Jane was born in Dijon, France on January 23, 1572 the daughter of wealthy and well-educated wealthy parents.  Jane's mother died when she was only an infant and she was cared for by her father, Benigne Fremyot the president of the Parliament of Burgundy.  Jane learned her religion from an early age as well as the proper manners expected of a young lady of that time.  Suitors soon surrounded her from which her father chose one for her to marry when she was twenty.  Her new name was Baroness de Chantal.  There were seven children from her marriage of which three girls and a boy survived.  But after just eight years of marriage, her husband was fatally wounded in a hunting accident. 


In 1604 Bishop Frances de Sales was asked to give a series of Lenten talks at Dijon.  Jane had heard of his reputation and attended hoping that through him God might answer her prayers for a spiritual director.  He understood her soul and they entered into a close spiritual friendship.  Frances awakened in Jane the realization of the need to create a religious community for women who were of poor health, single, widows, or unable to live the more severe life required by some religious orders.


Jane began by gathering other interested ladies around her who pledged to devote their lives to this calling and together formed a new religious order of women called the Congregation of the Visitation of the Virgin Mary.  But there were sometimes personality differences which tested Jane's patience such as the opinions of overly sensitive daughters of noble families who found it difficult to care for the sick and dying and others who criticized and even opposed the ladies in their work.   

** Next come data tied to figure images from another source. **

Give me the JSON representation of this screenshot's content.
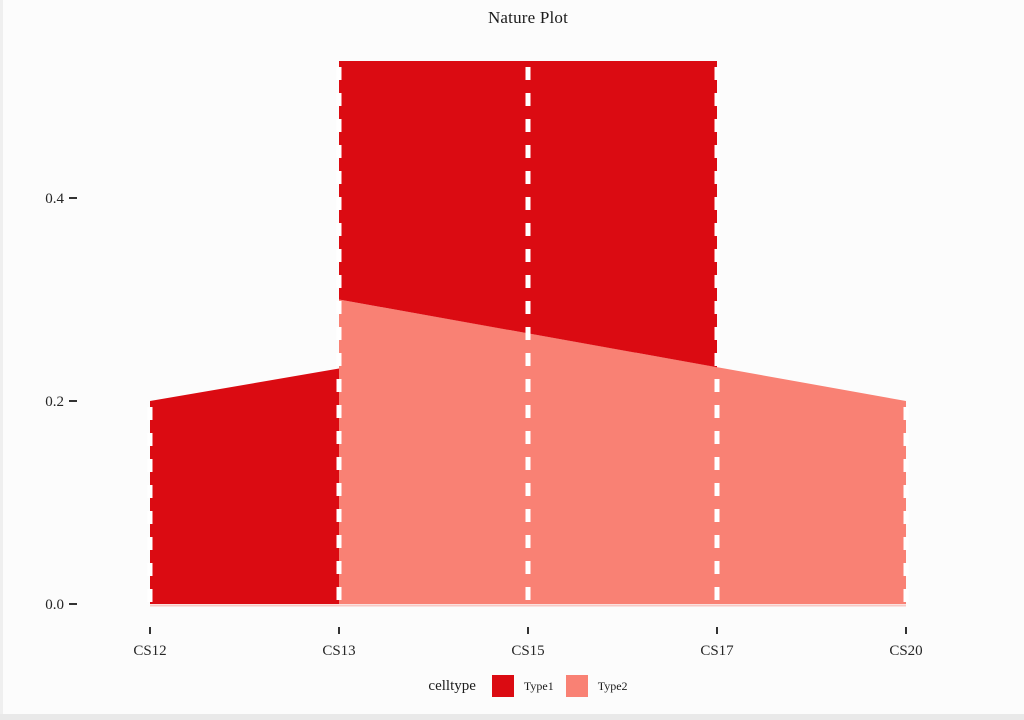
{
  "chart_data": {
    "type": "area",
    "title": "Nature Plot",
    "legend_title": "celltype",
    "categories": [
      "CS12",
      "CS13",
      "CS15",
      "CS17",
      "CS20"
    ],
    "yticks": [
      {
        "label": "0.0",
        "value": 0.0
      },
      {
        "label": "0.2",
        "value": 0.2
      },
      {
        "label": "0.4",
        "value": 0.4
      }
    ],
    "ylim": [
      0,
      0.55
    ],
    "grid": false,
    "legend_position": "bottom",
    "series": [
      {
        "name": "Type1",
        "color": "#db0b12"
      },
      {
        "name": "Type2",
        "color": "#f98174"
      }
    ],
    "regions": [
      {
        "name": "area-type1-cs12-cs13",
        "series": "Type1",
        "points": [
          [
            0,
            0
          ],
          [
            0,
            0.2
          ],
          [
            1,
            0.232
          ],
          [
            1,
            0
          ]
        ]
      },
      {
        "name": "area-type2-cs13-cs20",
        "series": "Type2",
        "points": [
          [
            1,
            0
          ],
          [
            1,
            0.3
          ],
          [
            4,
            0.2
          ],
          [
            4,
            0
          ]
        ]
      },
      {
        "name": "area-type1-cs13-cs17",
        "series": "Type1",
        "points": [
          [
            1,
            0.3
          ],
          [
            1,
            0.535
          ],
          [
            3,
            0.535
          ],
          [
            3,
            0.2333
          ]
        ]
      }
    ],
    "guides": [
      {
        "category": "CS12",
        "x": 0,
        "y0": 0,
        "y1": 0.2
      },
      {
        "category": "CS13",
        "x": 1,
        "y0": 0,
        "y1": 0.535
      },
      {
        "category": "CS15",
        "x": 2,
        "y0": 0,
        "y1": 0.535
      },
      {
        "category": "CS17",
        "x": 3,
        "y0": 0,
        "y1": 0.535
      },
      {
        "category": "CS20",
        "x": 4,
        "y0": 0,
        "y1": 0.2
      }
    ],
    "guide_style": {
      "color": "#ffffff",
      "dash": "13 13",
      "width": 5
    },
    "baseline_color": "#f6b4ad",
    "axis_text_color": "#262626"
  }
}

The affairs of her family, her children, and forming new convents often forced Jane to leave the convent and Annecy in Savoy and return to her home in Dijon.  She was deeply saddened by the loss of her father who had died only a year after she entered the convent, the death of Francis de Sales her spiritual advisor, her son-in-law, and then a son who was killed in battle.  It can be seen through her letters that she often experienced times of spiritual darkness and dryness.


In 1629 a terrible bubonic plague spread throughout France, and many Visitation sisters died.  Although in great personal danger, Jane refused to abandon her convent in Annecy and inspired the sisters to stay and increase their efforts to help the sick and the dying. 


Before Jane's death, she had founded more than eighty Visitation homes, and since she had not yet visited them all, she planned to do this to promote peace and charity.  In 1641, Jane was invited by Queen Anne of Austria to be recognized for her work, but while returning home, she became ill and died on December 13, 1641 at the age of 69.  She was canonized a saint in 1767.


Jane was a humble, courageous and deeply religious woman who was God's instrument in forming the Order of the Visitation, and through which so many acts of charity were accomplished.  She trusted in God through hard times when her faith was tested and her life was in danger.  Her charity toward others came from a heart as Jane put it, "Content, as long as I know that God wills it and that I am being faithful to what he wants."